Hwa – a Korean by birth and born with a huge stain on her face, thinks herself to be pretty un-attractive. This low self-worth with respect to her looks, drives her to the gym and martial arts – and this wallowing in self-pity habit, is further brought on because of her mother, Sunny who hates and despises her. Hwa who is never afraid of wearing her emotions on her sleeve, however has this tender moment, intense and sweetly vulnerable later in the book when she is forced to confront her beliefs in this regard. But these episodes of depression and loathing take a back-seat when dead bodies start turning up all over town. Her former union friends, sex workers. And the threat to Joel Lynch couldn’t have been coincidental.

Company Town is storytelling genius – it had me hooked and I was racing to the finish from the time I cracked it open. I honestly admit to having been stumped by that final few chapter revelations around artificial intelligence, time-travel and sentient beings – but Hwa, Joel and Daniel are such amazingly real characters that you have to root for them and stick with the story.

Joel is the genius kid who inspite of the money, remains balanced and level-headed throughout the turmoils of the book. Daniel, on the other hand, Hwa’s boss is the calm, unruffled composed nice-guy you can rely on at all times to go by the book and do the right thing. But there is this fantastic and intense moment later on in the book, where Daniel snaps. And man! It’s like the world’s been flung away from under him and his tender relationship with Hwa takes on a new turn. As a reader, I definitely welcomed it. But Hwa is definitely the best thing about the book. A spitting hell-hath-no-fury-like-Hwa-spurned fireball of a woman who, by virtue of being the last person on that oil-rig who is fully organic and refuses any implants, is the special one. And her handicap ultimately turns out to be her winning hand in this race against a serial killer.
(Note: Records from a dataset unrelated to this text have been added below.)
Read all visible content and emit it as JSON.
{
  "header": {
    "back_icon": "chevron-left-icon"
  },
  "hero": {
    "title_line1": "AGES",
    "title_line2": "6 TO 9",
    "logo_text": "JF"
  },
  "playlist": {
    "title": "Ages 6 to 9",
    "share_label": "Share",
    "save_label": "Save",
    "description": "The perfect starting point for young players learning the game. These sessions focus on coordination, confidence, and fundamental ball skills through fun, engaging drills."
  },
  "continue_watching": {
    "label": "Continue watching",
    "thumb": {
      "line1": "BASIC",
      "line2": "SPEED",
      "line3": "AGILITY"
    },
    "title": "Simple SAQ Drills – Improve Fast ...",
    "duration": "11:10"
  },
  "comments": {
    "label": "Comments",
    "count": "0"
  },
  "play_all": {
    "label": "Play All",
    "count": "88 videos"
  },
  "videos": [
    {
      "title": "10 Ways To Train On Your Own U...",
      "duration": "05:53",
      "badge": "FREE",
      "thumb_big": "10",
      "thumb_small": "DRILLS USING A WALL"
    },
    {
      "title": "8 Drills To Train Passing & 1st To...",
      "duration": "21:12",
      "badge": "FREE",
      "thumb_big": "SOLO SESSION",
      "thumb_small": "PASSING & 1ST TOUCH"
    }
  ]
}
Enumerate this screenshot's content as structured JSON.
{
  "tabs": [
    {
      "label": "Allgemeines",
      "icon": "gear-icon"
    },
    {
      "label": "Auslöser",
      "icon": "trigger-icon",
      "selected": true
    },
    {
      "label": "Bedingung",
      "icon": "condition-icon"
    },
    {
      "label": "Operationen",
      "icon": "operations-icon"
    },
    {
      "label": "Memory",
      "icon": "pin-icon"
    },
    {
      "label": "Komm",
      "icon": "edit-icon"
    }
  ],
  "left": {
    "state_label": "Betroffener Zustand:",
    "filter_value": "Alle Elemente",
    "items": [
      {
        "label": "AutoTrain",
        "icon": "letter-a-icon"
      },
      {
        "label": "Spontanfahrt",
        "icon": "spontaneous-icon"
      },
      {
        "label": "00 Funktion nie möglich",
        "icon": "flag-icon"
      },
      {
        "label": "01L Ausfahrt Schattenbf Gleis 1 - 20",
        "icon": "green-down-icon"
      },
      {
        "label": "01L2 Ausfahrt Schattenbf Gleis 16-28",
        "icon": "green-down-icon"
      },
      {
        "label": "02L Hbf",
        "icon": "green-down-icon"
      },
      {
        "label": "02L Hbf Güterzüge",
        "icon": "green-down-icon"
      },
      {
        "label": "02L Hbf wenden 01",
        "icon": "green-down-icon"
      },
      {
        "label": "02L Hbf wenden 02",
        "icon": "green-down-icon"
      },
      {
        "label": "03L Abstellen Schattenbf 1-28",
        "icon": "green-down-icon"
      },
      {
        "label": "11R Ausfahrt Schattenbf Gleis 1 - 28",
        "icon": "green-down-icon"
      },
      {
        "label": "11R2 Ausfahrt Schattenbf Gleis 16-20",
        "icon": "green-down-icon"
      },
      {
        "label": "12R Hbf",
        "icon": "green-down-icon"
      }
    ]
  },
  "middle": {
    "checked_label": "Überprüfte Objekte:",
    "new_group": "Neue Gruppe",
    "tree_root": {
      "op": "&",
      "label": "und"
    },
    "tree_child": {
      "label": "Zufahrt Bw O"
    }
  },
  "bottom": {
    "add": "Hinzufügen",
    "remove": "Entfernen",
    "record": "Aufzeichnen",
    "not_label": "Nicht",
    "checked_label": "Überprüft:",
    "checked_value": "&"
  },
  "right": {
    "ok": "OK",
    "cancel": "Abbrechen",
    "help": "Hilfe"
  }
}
Ultimately, raising more than just a few uncomfortable questions on AI and humanity – especially coming right on the heels of having watched Ex-Machina, the movie – Company Town is storytelling at it's sublime best. I absolutely loved the premise and the wonderful execution by Madeline Ashby. Company Town deserves a lot more attention, it is at the end of the day, a scintillating science-fiction story that is surprisingly tender and humane.